Using words like "empathy," NOW has adopted a mask of compassion for the stay-at-home moms toward whom it was formerly so dismissive: they are political victims who are isolated in the home by male culture. NOW is ringing an alarm bell about postpartum depression, which drives non-working mothers to infanticide. It seems determined to blame the murder of the Yates children on everything but the hands that held the struggling heads underwater.

But there is nothing compassionate about sculpting a myth of non-working moms as murderers. There is nothing humane about demonizing a psychiatric disorder that deserves serious attention and depressed women who deserve a lot better.

The term "postpartum depression" is being used in a confusing manner. For example, it sometimes includes conditions like the "blues" -- the weeping and mood swings -- that frequently follow child birth and can last for several weeks.

Postpartum depression is actually a more serious and persistent disorder. Textbooks characterized it by symptoms such as despondency, inability to cope, over-concern for the baby's health, loss of memory, and thoughts of suicide. (Killing your baby is not listed as a symptom or outcome of the depression.) Because it is under-researched, hard data on the frequency of postpartum depression is difficult to come by. Two recent studies (Righetti-Veltema 1998 and Whitton 1996) estimate the rate to be about 10 to 15 percent for first time mothers.
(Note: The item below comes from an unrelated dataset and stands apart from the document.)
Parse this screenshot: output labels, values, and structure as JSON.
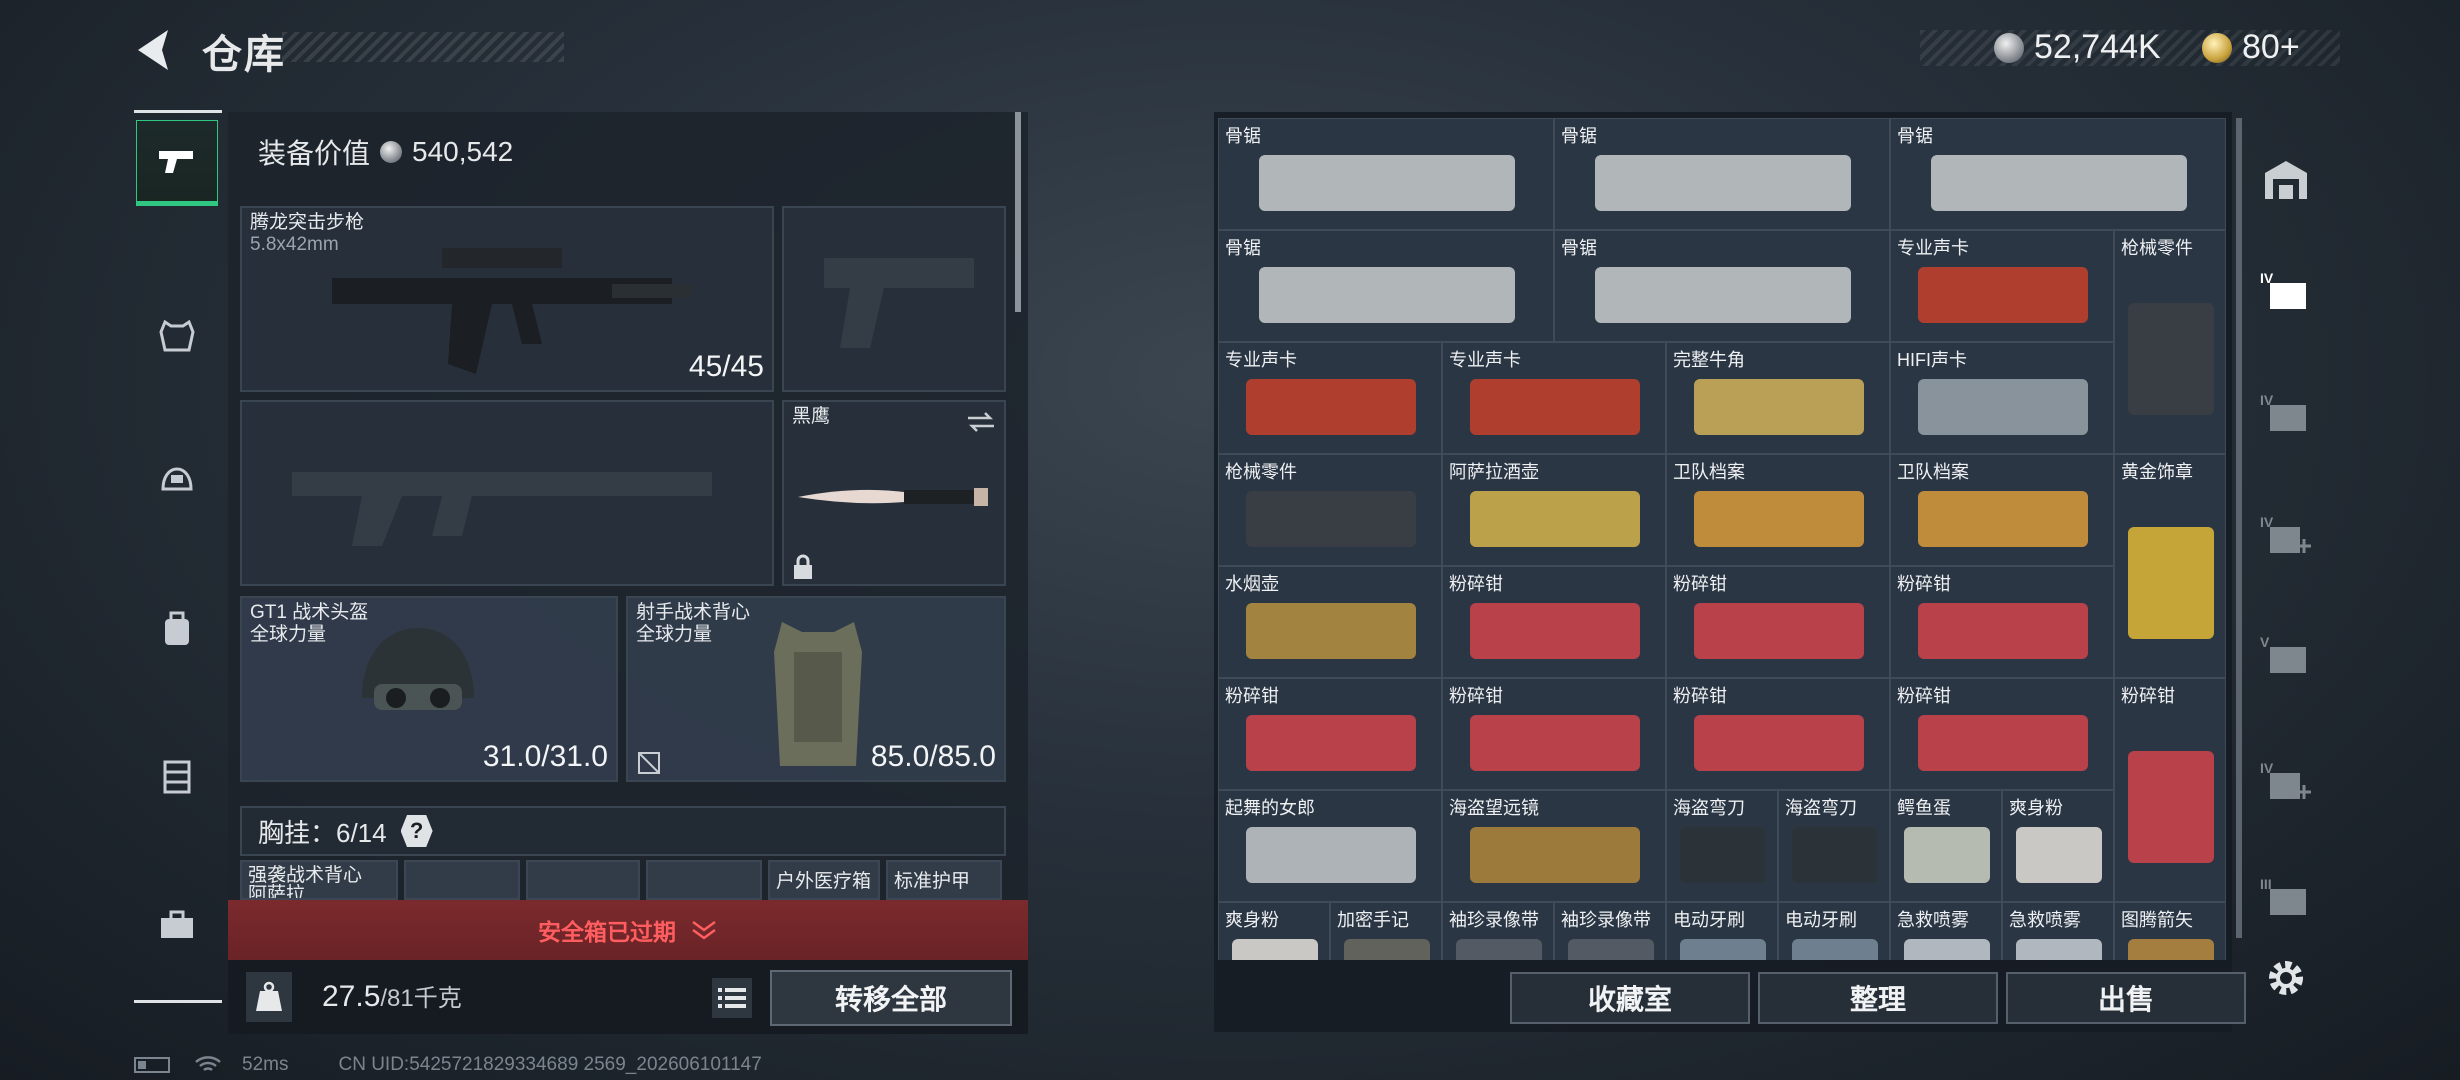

These figures are disturbingly high. And they explain the flood of email I received from depressed mothers in response to an earlier column I wrote about Yates. Over and over, they said the same thing. The increasing tendency to lump postpartum depression in with infanticide made them afraid to tell anyone about their depression. They didn't want to be viewed as threats to their children, they worried about being committed. Because postpartum depression had been demonized, they were less likely to risk being stigmatized by seeking help.

NOW should be discussing postpartum psychosis -- a comparatively rare and much more serious disorder -- that includes psychotic reactions such as hallucinations and delusions. The statistic generally quoted for the frequency of postpartum psychosis is 1 per 1000 births or .1 percent. If accurate, this means that 99.9 percent of new mothers do not experience a mental breakdown in which reality dissolves. In which mothers obey delusions that command them to kill their children.

NOW's "defense" of non-working women who suffer from postpartum depression is actually a demonization of them. NOW loudly celebrates "Take Your Daughter to Work Day" but it pathologizes the choice to remain at home with her.

Among the headline-grabbing measures HANOW is considering in support of Yates are: a candlelight vigil the night before the competency hearing; a Court watch; becoming "Friends of the Court...in conjunction with the desires of the defense team"; a march; and, a media watch of how the case is portrayed so that no "exploitation" occurs.

If HANOW wishes to expose exploitation, it should look in the mirror. Of course, it will not. If I so glibly excused the murder of children, I wouldn't be able to stand my own reflection either.